Alitalia n'échappera pas à une restructuration massive

Le plan de 500 millions d’euros obtenu vendredi ne règle que les problèmes à court terme de la compagnie. Air France-KLM hésite à injecter des fonds.
Olivier Pinaud

Alitalia est en sursis. La compagnie aérienne italienne a échappé à la faillite après le vote vendredi à l’unanimité des membres de son conseil, dont Air France-KLM, son premier actionnaire avec 25% du capital, en faveur d’un plan de sauvetage de 500 millions d’euros. Il comprend une augmentation de capital de 300 millions d’euros et des lignes de crédit de 200 millions.

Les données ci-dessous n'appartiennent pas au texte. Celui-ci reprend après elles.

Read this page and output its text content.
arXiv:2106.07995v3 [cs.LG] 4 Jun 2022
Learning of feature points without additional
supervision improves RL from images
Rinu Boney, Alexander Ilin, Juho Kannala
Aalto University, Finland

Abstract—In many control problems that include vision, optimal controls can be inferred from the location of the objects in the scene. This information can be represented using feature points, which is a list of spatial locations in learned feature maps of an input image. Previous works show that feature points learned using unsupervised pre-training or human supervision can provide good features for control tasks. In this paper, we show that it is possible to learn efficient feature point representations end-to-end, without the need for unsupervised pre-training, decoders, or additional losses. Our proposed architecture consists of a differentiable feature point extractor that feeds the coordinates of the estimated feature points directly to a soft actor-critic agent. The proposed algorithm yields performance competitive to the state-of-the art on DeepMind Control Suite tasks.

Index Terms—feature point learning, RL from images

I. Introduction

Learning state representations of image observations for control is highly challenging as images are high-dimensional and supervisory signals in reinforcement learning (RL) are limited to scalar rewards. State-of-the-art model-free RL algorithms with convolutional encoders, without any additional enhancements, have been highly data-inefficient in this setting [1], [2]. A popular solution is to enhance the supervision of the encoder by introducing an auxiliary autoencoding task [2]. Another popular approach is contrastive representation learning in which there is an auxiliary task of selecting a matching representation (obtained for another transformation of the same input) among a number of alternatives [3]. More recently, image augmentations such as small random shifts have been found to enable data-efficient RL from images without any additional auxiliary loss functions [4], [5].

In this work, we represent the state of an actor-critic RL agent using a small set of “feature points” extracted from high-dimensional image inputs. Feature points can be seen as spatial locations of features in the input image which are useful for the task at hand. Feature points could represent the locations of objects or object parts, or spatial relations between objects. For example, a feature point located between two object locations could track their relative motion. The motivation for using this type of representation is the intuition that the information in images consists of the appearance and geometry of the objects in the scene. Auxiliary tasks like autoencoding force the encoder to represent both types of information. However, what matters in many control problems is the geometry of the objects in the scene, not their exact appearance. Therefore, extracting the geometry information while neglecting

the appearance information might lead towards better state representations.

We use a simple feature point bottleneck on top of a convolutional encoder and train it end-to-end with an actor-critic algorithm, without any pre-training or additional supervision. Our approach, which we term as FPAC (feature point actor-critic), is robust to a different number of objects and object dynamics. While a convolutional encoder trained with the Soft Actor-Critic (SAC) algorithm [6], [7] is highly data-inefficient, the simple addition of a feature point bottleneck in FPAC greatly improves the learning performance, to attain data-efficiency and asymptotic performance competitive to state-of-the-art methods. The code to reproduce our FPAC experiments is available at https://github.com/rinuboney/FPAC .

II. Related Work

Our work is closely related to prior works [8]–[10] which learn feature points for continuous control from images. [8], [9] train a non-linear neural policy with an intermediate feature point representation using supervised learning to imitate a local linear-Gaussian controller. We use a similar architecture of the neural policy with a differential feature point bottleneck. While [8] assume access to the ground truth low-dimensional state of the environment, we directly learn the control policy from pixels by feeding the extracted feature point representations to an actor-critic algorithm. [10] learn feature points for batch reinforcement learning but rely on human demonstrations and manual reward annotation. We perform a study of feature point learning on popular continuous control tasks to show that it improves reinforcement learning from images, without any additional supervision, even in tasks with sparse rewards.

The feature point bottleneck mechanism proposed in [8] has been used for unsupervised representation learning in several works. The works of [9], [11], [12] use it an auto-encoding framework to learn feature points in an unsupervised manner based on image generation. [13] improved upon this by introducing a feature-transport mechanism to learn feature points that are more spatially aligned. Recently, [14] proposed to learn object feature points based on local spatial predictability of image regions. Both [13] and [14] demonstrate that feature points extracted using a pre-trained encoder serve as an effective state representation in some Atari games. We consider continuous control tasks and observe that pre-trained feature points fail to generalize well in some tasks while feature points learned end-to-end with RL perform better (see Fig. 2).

L’augmentation de capital sera proposée aux actionnaires existants, tandis que la Poste italienne d’une part et les banques Intesa Sanpaolo et UniCredit d’autre part souscriront à hauteur de respectivement 75 millions et 100 millions d’euros. Les deux banques ajouteront un crédit relais de 100 millions d’euros afin qu’Alitalia puisse faire face à ses besoins de financement immédiats, notamment ses achats de carburants, alors que le pétrolier Eni menaçait de couper ses approvisionnements en kérosène.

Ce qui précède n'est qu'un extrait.